Economists estimates in the Bloomberg survey ranged from 951,000 to 1.28 million. The June figure was previously reported as a 1.17 million pace.
Permits decreased to a 1.12 million annualized rate. The 16.3 percent drop was the biggest since July 2008. They were projected to decrease to a 1.23 million rate after 1.34 million the prior month, according to the survey median.
Authorizations have been see-sawing because of changes in legislation in the Northeast, where permits plunged by 60 percent last month. Still all four regions of the country saw declines in July.
The increase in starts last month was led by a 12.8 percent gain in construction of single-family houses, taking them to a 782,000 rate, the most since December 2007.
Work on multifamily homes, such as condominiums and apartment buildings, fell 17 percent to an annual rate of 424,000. Data on these projects, which have led housing starts in recent years, can be volatile.
Two of four regions showed increases in starts last month, led by a 20 percent gain in the Midwest, the report showed.
Homebuilder confidence climbed in August to the highest level since November 2005, figures showed on Monday. The National Association of Home Builders/Wells Fargo sentiment index rose to 61 from 60 the prior two months. Readings greater than 50 mean more respondents report good market conditions. Measures of current sales and buyer traffic climbed.
The labor market remains a mainstay for the housing rebound. Payrolls grew in July by 215,000 workers following a 231,000 gain in the prior month, and the jobless rate held at a seven-year low of 5.3 percent.
In the longer term, housing demand may also get help as young adults, who are delaying home ownership, begin to purchase entry-level properties.
Prospective buyers continue to face relatively low borrowing costs. The average 30-year, fixed-rate mortgage was 3.94 percent in the week ended Aug. 13, below last year’s high of 4.53 percent reached in early January 2014, according to data from Freddie Mac in McLean, Virginia.

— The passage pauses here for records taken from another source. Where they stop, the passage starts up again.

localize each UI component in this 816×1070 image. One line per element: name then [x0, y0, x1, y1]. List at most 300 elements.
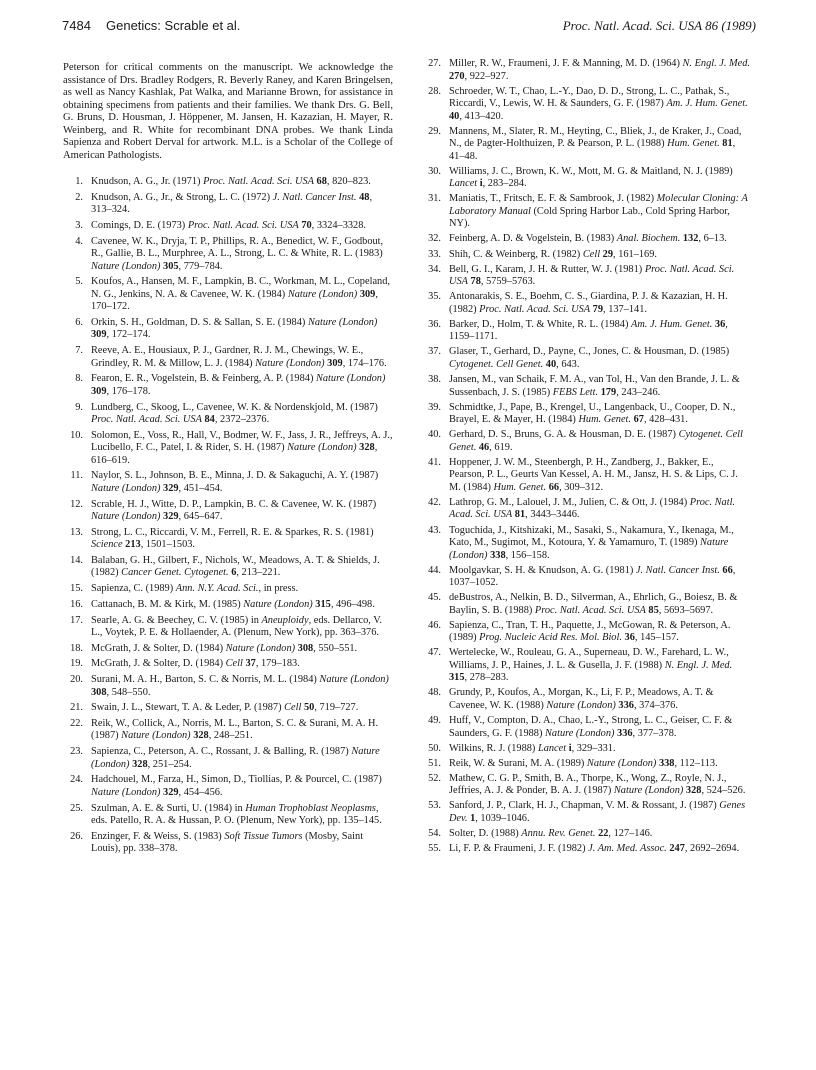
reference-item: [421, 126, 751, 164]
reference-journal: Cell: [582, 248, 601, 260]
reference-authors: Glaser, T., Gerhard, D., Payne, C., Jones, C. & Housman, D. (1985): [449, 346, 730, 358]
reference-number: 32.: [428, 233, 441, 245]
reference-item: [63, 774, 393, 799]
reference-journal: Cytogenet. Cell Genet.: [449, 358, 544, 370]
reference-pages: , 3443–3446.: [525, 509, 580, 521]
reference-item: [421, 647, 751, 685]
reference-authors: Searle, A. G. & Beechey, C. V. (1985) in: [91, 614, 262, 626]
reference-journal: Proc. Natl. Acad. Sci. USA: [203, 176, 314, 187]
reference-item: [421, 843, 751, 856]
reference-item: [421, 743, 751, 756]
reference-number: 39.: [428, 401, 441, 413]
reference-item: [421, 758, 751, 771]
acknowledgment-paragraph: Peterson for critical comments on the manuscript. We acknowledge the assistance of Drs. Bradley Rodgers, R. Beverly Raney, and Karen Bringelsen, as well as Nancy Kashlak, Pat Walka, and Marianne Brown, for assistance in obtaining specimens from patients and their families. We thank Drs. G. Bell, G. Bruns, D. Housman, J. Höppener, M. Jansen, H. Kazazian, H. Mayer, R. Weinberg, and R. White for recombinant DNA probes. We thank Linda Sapienza and Robert Derval for artwork. M.L. is a Scholar of the College of American Pathologists.: [63, 62, 393, 161]
reference-authors: Fearon, E. R., Vogelstein, B. & Feinberg, A. P. (1984): [91, 373, 316, 385]
reference-item: [63, 220, 393, 233]
reference-journal: Nature (London): [255, 357, 325, 369]
reference-journal: Nature (London): [225, 642, 296, 654]
reference-number: 21.: [70, 702, 83, 714]
reference-item: [63, 345, 393, 370]
reference-authors: Comings, D. E. (1973): [91, 219, 188, 231]
reference-item: [421, 773, 751, 798]
reference-number: 30.: [428, 165, 441, 177]
reference-journal: Nature (London): [91, 482, 161, 494]
reference-pages: , 251–254.: [147, 758, 192, 770]
reference-item: [421, 319, 751, 344]
reference-volume: 84: [201, 414, 215, 425]
reference-pages: , 278–283.: [464, 672, 509, 684]
reference-item: [421, 193, 751, 231]
reference-item: [63, 643, 393, 656]
reference-authors: McGrath, J. & Solter, D. (1984): [91, 658, 226, 670]
reference-number: 23.: [70, 746, 83, 758]
reference-authors: Mannens, M., Slater, R. M., Heyting, C., Bliek, J., de Kraker, J., Coad, N., de Pagter-Holthuizen, P. & Pearson, P. L. (1988): [449, 125, 742, 150]
reference-journal: Proc. Natl. Acad. Sci. USA: [534, 604, 646, 616]
reference-authors: Swain, J. L., Stewart, T. A. & Leder, P. (1987): [91, 702, 285, 714]
reference-pages: , 719–727.: [314, 702, 359, 714]
reference-authors: Lundberg, C., Skoog, L., Cavenee, W. K. & Nordenskjold, M. (1987): [91, 401, 378, 413]
reference-journal: Molecular Cloning: A Laboratory Manual: [449, 193, 748, 217]
reference-authors: Balaban, G. H., Gilbert, F., Nichols, W., Meadows, A. T. & Shields, J. (1982): [91, 554, 380, 579]
reference-item: [421, 620, 751, 645]
reference-authors: Hoppener, J. W. M., Steenbergh, P. H., Zandberg, J., Bakker, E., Pearson, P. L., Geurts Van Kessel, A. H. M., Jansz, H. S. & Lips, C. J. M. (1984): [449, 456, 738, 493]
reference-pages: , 313–324.: [91, 191, 373, 216]
reference-number: 29.: [428, 125, 441, 137]
reference-journal: Nature (London): [287, 288, 358, 300]
reference-pages: , 179–183.: [255, 658, 300, 670]
reference-pages: , 112–113.: [674, 757, 718, 769]
reference-journal: Lancet: [449, 178, 478, 190]
reference-volume: 37: [242, 658, 256, 670]
reference-number: 47.: [428, 647, 441, 659]
reference-item: [421, 565, 751, 590]
reference-number: 43.: [428, 524, 441, 536]
reference-number: 28.: [428, 85, 441, 97]
reference-pages: , 2372–2376.: [214, 414, 270, 425]
reference-authors: Naylor, S. L., Johnson, B. E., Minna, J. D. & Sakaguchi, A. Y. (1987): [91, 470, 379, 482]
reference-authors: Wilkins, R. J. (1988): [449, 742, 538, 754]
reference-item: [421, 497, 751, 522]
reference-authors: Maniatis, T., Fritsch, E. F. & Sambrook, J. (1982): [449, 193, 657, 205]
reference-authors: Schmidtke, J., Pape, B., Krengel, U., Langenback, U., Cooper, D. N., Brayel, E. & Mayer, H. (1984): [449, 401, 736, 426]
reference-journal: Proc. Natl. Acad. Sci. USA: [449, 496, 736, 521]
reference-volume: 66: [546, 481, 560, 493]
reference-authors: Sapienza, C. (1989): [91, 583, 176, 595]
reference-number: 44.: [428, 564, 441, 576]
reference-item: [63, 499, 393, 524]
reference-journal: Nature (London): [91, 786, 161, 798]
reference-volume: 85: [645, 604, 659, 616]
reference-pages: , 174–176.: [342, 357, 387, 369]
reference-item: [63, 718, 393, 743]
reference-authors: Cattanach, B. M. & Kirk, M. (1985): [91, 598, 244, 610]
reference-pages: (Cold Spring Harbor Lab., Cold Spring Harbor, NY).: [449, 205, 730, 230]
reference-item: [63, 317, 393, 342]
reference-journal: Nature (London): [91, 511, 161, 523]
reference-number: 36.: [428, 318, 441, 330]
reference-pages: , eds. Patello, R. A. & Hussan, P. O. (Plenum, New York), pp. 135–145.: [91, 802, 382, 826]
reference-number: 18.: [70, 642, 83, 654]
reference-volume: 22: [595, 828, 609, 840]
reference-item: [63, 658, 393, 671]
reference-journal: Nature (London): [613, 785, 684, 797]
reference-authors: Antonarakis, S. E., Boehm, C. S., Giardina, P. J. & Kazazian, H. H. (1982): [449, 291, 728, 315]
reference-volume: 338: [656, 757, 675, 769]
reference-number: 48.: [428, 687, 441, 699]
reference-authors: Williams, J. C., Brown, K. W., Mott, M. G. & Maitland, N. J. (1989): [449, 165, 733, 177]
reference-journal: Soft Tissue Tumors: [224, 830, 303, 842]
reference-volume: 67: [631, 414, 644, 426]
reference-pages: , 548–550.: [106, 686, 151, 698]
reference-authors: Knudson, A. G., Jr., & Strong, L. C. (1972): [91, 191, 273, 203]
reference-volume: 40: [449, 110, 460, 122]
reference-number: 45.: [428, 592, 441, 604]
reference-volume: 328: [129, 758, 148, 770]
reference-authors: Strong, L. C., Riccardi, V. M., Ferrell, R. E. & Sparkes, R. S. (1981): [91, 526, 374, 538]
reference-pages: , 2692–2694.: [684, 843, 740, 855]
reference-item: [421, 800, 751, 825]
reference-volume: 336: [614, 727, 633, 739]
reference-volume: 6: [228, 567, 237, 579]
reference-pages: , 161–169.: [613, 248, 657, 260]
reference-pages: , 922–927.: [464, 70, 509, 82]
reference-pages: , 550–551.: [313, 642, 358, 654]
reference-number: 22.: [70, 717, 83, 729]
reference-item: [63, 373, 393, 398]
reference-authors: Gerhard, D. S., Bruns, G. A. & Housman, D. E. (1987): [449, 429, 679, 441]
reference-authors: Lathrop, G. M., Lalouel, J. M., Julien, C. & Ott, J. (1984): [449, 496, 690, 508]
reference-number: 15.: [70, 583, 83, 595]
reference-journal: Nature (London): [449, 537, 729, 561]
reference-pages: , 374–376.: [633, 699, 678, 711]
reference-volume: 308: [295, 642, 314, 654]
reference-number: 40.: [428, 429, 441, 441]
reference-pages: , 451–454.: [178, 482, 223, 494]
reference-item: [63, 583, 393, 596]
reference-journal: Nature (London): [243, 598, 313, 610]
reference-volume: i: [566, 742, 572, 754]
reference-authors: Feinberg, A. D. & Vogelstein, B. (1983): [449, 233, 617, 245]
reference-authors: Solomon, E., Voss, R., Hall, V., Bodmer, W. F., Jass, J. R., Jeffreys, A. J., Lucibello, F. C., Patel, I. & Rider, S. H. (1987): [91, 429, 393, 454]
reference-item: [421, 828, 751, 841]
reference-item: [63, 470, 393, 495]
reference-volume: 309: [91, 329, 107, 341]
reference-authors: Reik, W., Collick, A., Norris, M. L., Barton, S. C. & Surani, M. A. H. (1987): [91, 717, 379, 742]
reference-volume: 68: [313, 176, 327, 187]
reference-authors: Hadchouel, M., Farza, H., Simon, D., Tiollias, P. & Pourcel, C. (1987): [91, 774, 382, 786]
reference-authors: Mathew, C. G. P., Smith, B. A., Thorpe, K., Wong, Z., Royle, N. J., Jeffries, A. J. & Ponder, B. A. J. (1987): [449, 772, 727, 797]
reference-journal: Science: [91, 539, 123, 551]
reference-journal: Am. J. Hum. Genet.: [666, 98, 748, 110]
reference-volume: 309: [91, 385, 107, 397]
reference-item: [63, 430, 393, 468]
reference-item: [63, 674, 393, 699]
reference-number: 8.: [75, 373, 83, 385]
reference-number: 46.: [428, 619, 441, 631]
reference-authors: Cavenee, W. K., Dryja, T. P., Phillips, R. A., Benedict, W. F., Godbout, R., Gallie, B. L., Murphree, A. L., Strong, L. C. & White, R. L. (1983): [91, 235, 384, 260]
reference-pages: , 248–251.: [208, 730, 253, 742]
reference-pages: , 779–784.: [178, 260, 223, 272]
reference-journal: Nature (London): [319, 674, 389, 686]
reference-authors: Reik, W. & Surani, M. A. (1989): [449, 757, 587, 769]
reference-pages: , 5693–5697.: [658, 604, 714, 616]
reference-authors: Wertelecke, W., Rouleau, G. A., Superneau, D. W., Farehard, L. W., Williams, J. P., Haines, J. L. & Gusella, J. F. (1988): [449, 647, 729, 671]
reference-volume: 270: [449, 70, 465, 82]
reference-item: [63, 803, 393, 828]
reference-volume: 315: [449, 672, 465, 684]
reference-volume: 329: [160, 482, 179, 494]
reference-item: [421, 592, 751, 617]
reference-journal: Nature (London): [121, 730, 191, 742]
reference-authors: Toguchida, J., Kitshizaki, M., Sasaki, S., Nakamura, Y., Ikenaga, M., Kato, M., Sugimot, M., Kotoura, Y. & Yamamuro, T. (1989): [449, 524, 734, 548]
reference-pages: , 156–158.: [505, 549, 550, 561]
reference-pages: , 1159–1171.: [449, 318, 728, 343]
reference-journal: Aneuploidy: [261, 614, 309, 626]
reference-volume: 338: [487, 549, 506, 561]
reference-journal: Genes Dev.: [449, 800, 746, 824]
reference-journal: J. Am. Med. Assoc.: [588, 843, 667, 855]
reference-number: 4.: [75, 235, 83, 247]
reference-item: [63, 192, 393, 217]
reference-pages: , in press.: [258, 583, 299, 595]
reference-pages: , 616–619.: [91, 442, 378, 466]
reference-number: 2.: [75, 191, 83, 203]
running-header: [62, 18, 756, 42]
reference-journal: Nature (London): [287, 442, 357, 454]
reference-item: [63, 402, 393, 427]
reference-item: [421, 58, 751, 83]
reference-number: 12.: [70, 498, 83, 510]
reference-journal: Cell: [284, 702, 302, 714]
reference-authors: Koufos, A., Hansen, M. F., Lampkin, B. C., Workman, M. L., Copeland, N. G., Jenkins, N. A. & Cavenee, W. K. (1984): [91, 276, 390, 300]
reference-authors: Shih, C. & Weinberg, R. (1982): [449, 248, 583, 260]
reference-number: 49.: [428, 715, 441, 727]
left-column: [63, 62, 393, 859]
reference-number: 14.: [70, 554, 83, 566]
reference-pages: , 329–331.: [571, 742, 616, 754]
reference-authors: Bell, G. I., Karam, J. H. & Rutter, W. J. (1981): [449, 263, 645, 275]
reference-journal: Cancer Genet. Cytogenet.: [121, 567, 229, 579]
reference-pages: , 6–13.: [698, 233, 727, 245]
reference-pages: (Mosby, Saint Louis), pp. 338–378.: [91, 830, 364, 855]
reference-journal: Nature (London): [91, 746, 380, 770]
section-title: Genetics: Scrable et al.: [106, 18, 241, 33]
reference-number: 10.: [70, 429, 83, 441]
reference-authors: Szulman, A. E. & Surti, U. (1984) in: [91, 802, 246, 814]
reference-authors: Sanford, J. P., Clark, H. J., Chapman, V. M. & Rossant, J. (1987): [449, 800, 720, 812]
reference-authors: Scrable, H. J., Witte, D. P., Lampkin, B. C. & Cavenee, W. K. (1987): [91, 498, 377, 510]
reference-pages: , 619.: [489, 441, 513, 453]
reference-number: 55.: [428, 843, 441, 855]
reference-number: 24.: [70, 774, 83, 786]
reference-number: 26.: [70, 830, 83, 842]
reference-journal: Hum. Genet.: [578, 414, 632, 426]
reference-volume: 329: [160, 786, 179, 798]
reference-number: 54.: [428, 828, 441, 840]
journal-citation: Proc. Natl. Acad. Sci. USA 86 (1989): [562, 18, 756, 33]
reference-volume: 315: [312, 598, 331, 610]
reference-item: [421, 166, 751, 191]
reference-number: 37.: [428, 346, 441, 358]
page-number: 7484: [62, 18, 91, 33]
reference-item: [63, 831, 393, 856]
reference-pages: , eds. Dellarco, V. L., Voytek, P. E. & Hollaender, A. (Plenum, New York), pp. 363–376.: [91, 614, 383, 638]
reference-number: 51.: [428, 757, 441, 769]
reference-volume: 336: [615, 699, 634, 711]
reference-number: 53.: [428, 800, 441, 812]
reference-number: 52.: [428, 772, 441, 784]
reference-number: 33.: [428, 248, 441, 260]
reference-number: 35.: [428, 291, 441, 303]
reference-number: 19.: [70, 658, 83, 670]
reference-volume: 132: [680, 233, 699, 245]
reference-number: 7.: [75, 345, 83, 357]
reference-journal: Annu. Rev. Genet.: [521, 828, 596, 840]
reference-item: [421, 86, 751, 124]
reference-item: [63, 236, 393, 274]
reference-item: [421, 264, 751, 289]
reference-volume: 247: [666, 843, 685, 855]
reference-journal: FEBS Lett.: [552, 386, 599, 398]
reference-item: [63, 599, 393, 612]
reference-journal: Hum. Genet.: [493, 481, 547, 493]
reference-volume: 81: [719, 138, 733, 150]
reference-journal: Nature (London): [545, 727, 615, 739]
reference-pages: , 5759–5763.: [480, 276, 536, 288]
reference-volume: 328: [356, 442, 375, 454]
reference-item: [63, 615, 393, 640]
reference-journal: Nature (London): [91, 260, 161, 272]
reference-item: [421, 525, 751, 563]
reference-authors: Miller, R. W., Fraumeni, J. F. & Manning, M. D. (1964): [449, 58, 683, 69]
reference-journal: Proc. Natl. Acad. Sci. USA: [187, 219, 299, 231]
reference-number: 41.: [428, 456, 441, 468]
reference-journal: Anal. Biochem.: [616, 233, 681, 245]
reference-number: 13.: [70, 526, 83, 538]
reference-volume: 329: [160, 511, 179, 523]
reference-volume: 309: [357, 288, 376, 300]
reference-pages: , 145–157.: [634, 632, 679, 644]
reference-item: [421, 233, 751, 246]
reference-item: [63, 746, 393, 771]
reference-number: 16.: [70, 598, 83, 610]
reference-authors: Grundy, P., Koufos, A., Morgan, K., Li, F. P., Meadows, A. T. & Cavenee, W. K. (1988): [449, 687, 714, 711]
reference-number: 1.: [75, 176, 83, 187]
reference-journal: Proc. Natl. Acad. Sci. USA: [479, 303, 591, 315]
reference-authors: Huff, V., Compton, D. A., Chao, L.-Y., Strong, L. C., Geiser, C. F. & Saunders, G. F. (1988): [449, 715, 733, 739]
reference-journal: Cell: [225, 658, 243, 670]
reference-volume: 328: [190, 730, 209, 742]
reference-authors: Reeve, A. E., Housiaux, P. J., Gardner, R. J. M., Chewings, W. E., Grindley, R. M. & Millow, L. J. (1984): [91, 345, 364, 369]
reference-item: [63, 176, 393, 189]
reference-volume: 40: [543, 358, 557, 370]
reference-item: [63, 555, 393, 580]
reference-journal: Proc. Natl. Acad. Sci. USA: [449, 263, 735, 288]
reference-authors: Jansen, M., van Schaik, F. M. A., van Tol, H., Van den Brande, J. L. & Sussenbach, J. S. (1985): [449, 374, 740, 398]
reference-item: [421, 402, 751, 427]
reference-journal: Lancet: [537, 742, 567, 754]
reference-journal: Proc. Natl. Acad. Sci. USA: [91, 414, 202, 425]
reference-pages: , 172–174.: [106, 329, 151, 341]
reference-pages: , 454–456.: [178, 786, 223, 798]
reference-pages: , 820–823.: [326, 176, 371, 187]
reference-volume: 46: [476, 441, 490, 453]
reference-list-left: [63, 176, 393, 856]
reference-authors: Li, F. P. & Fraumeni, J. F. (1982): [449, 843, 589, 855]
reference-authors: Sapienza, C., Tran, T. H., Paquette, J., McGowan, R. & Peterson, A. (1989): [449, 619, 731, 644]
reference-volume: i: [477, 178, 483, 190]
reference-item: [421, 457, 751, 495]
reference-pages: , 127–146.: [608, 828, 653, 840]
right-column: [421, 58, 751, 858]
reference-authors: Knudson, A. G., Jr. (1971): [91, 176, 204, 187]
reference-item: [63, 276, 393, 314]
reference-item: [421, 346, 751, 371]
reference-journal: Nature (London): [546, 699, 616, 711]
reference-number: 50.: [428, 742, 441, 754]
reference-volume: 308: [91, 686, 107, 698]
reference-volume: 48: [356, 191, 370, 203]
reference-number: 5.: [75, 276, 83, 288]
reference-journal: J. Natl. Cancer Inst.: [635, 564, 720, 576]
reference-pages: , 309–312.: [559, 481, 604, 493]
reference-volume: 328: [683, 785, 702, 797]
reference-volume: 81: [512, 509, 526, 521]
reference-volume: 305: [160, 260, 179, 272]
reference-pages: , 413–420.: [459, 110, 504, 122]
reference-journal: Human Trophoblast Neoplasms: [245, 802, 376, 814]
reference-journal: Cytogenet. Cell Genet.: [449, 429, 743, 453]
reference-pages: , 41–48.: [449, 138, 736, 162]
reference-journal: Prog. Nucleic Acid Res. Mol. Biol.: [479, 632, 622, 644]
reference-volume: 36: [621, 632, 635, 644]
reference-volume: 309: [324, 357, 343, 369]
reference-journal: Ann. N.Y. Acad. Sci.: [175, 583, 259, 595]
reference-item: [421, 429, 751, 454]
reference-pages: , 176–178.: [106, 385, 151, 397]
reference-volume: 78: [467, 276, 481, 288]
reference-item: [421, 687, 751, 712]
reference-journal: J. Natl. Cancer Inst.: [272, 191, 357, 203]
reference-pages: , 643.: [556, 358, 580, 370]
reference-item: [421, 249, 751, 262]
reference-volume: 213: [122, 539, 141, 551]
reference-pages: , 3324–3328.: [311, 219, 366, 231]
reference-item: [63, 702, 393, 715]
reference-journal: Nature (London): [307, 316, 378, 328]
reference-number: 3.: [75, 219, 83, 231]
reference-pages: , 213–221.: [236, 567, 281, 579]
reference-volume: 66: [719, 564, 733, 576]
reference-pages: , 170–172.: [91, 288, 378, 313]
reference-pages: , 137–141.: [603, 303, 647, 315]
reference-volume: 36: [712, 318, 726, 330]
reference-pages: , 1037–1052.: [449, 564, 736, 589]
reference-number: 38.: [428, 374, 441, 386]
reference-volume: 1: [467, 812, 476, 824]
reference-authors: Moolgavkar, S. H. & Knudson, A. G. (1981): [449, 564, 636, 576]
reference-item: [421, 715, 751, 740]
reference-number: 20.: [70, 674, 83, 686]
reference-pages: , 496–498.: [330, 598, 375, 610]
reference-journal: Nature (London): [315, 373, 386, 385]
reference-authors: Enzinger, F. & Weiss, S. (1983): [91, 830, 225, 842]
reference-journal: Nature (London): [586, 757, 657, 769]
reference-volume: 79: [590, 303, 604, 315]
reference-authors: Schroeder, W. T., Chao, L.-Y., Dao, D. D., Strong, L. C., Pathak, S., Riccardi, V., Lewis, W. H. & Saunders, G. F. (1987): [449, 85, 730, 110]
reference-authors: Solter, D. (1988): [449, 828, 522, 840]
reference-pages: , 645–647.: [178, 511, 223, 523]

Fed policy makers, who last raised the benchmark rate in 2006, have held it close to zero since 2008 as they tried to stimulate economic growth. Seventy-seven percent of forecasters in a Bloomberg survey taken Aug. 7-12 said the central bank will raise its main policy rate next month.
Residential investment made a 0.2 percentage-point contribution to economic growth in the second quarter, when the economy grew at a 2.3 percent annualized rate.
D.R. Horton Inc., the largest U.S. homebuilder by revenue, in July reported fiscal third-quarter earnings that beat analysts’ estimates as the company sold more properties at higher values.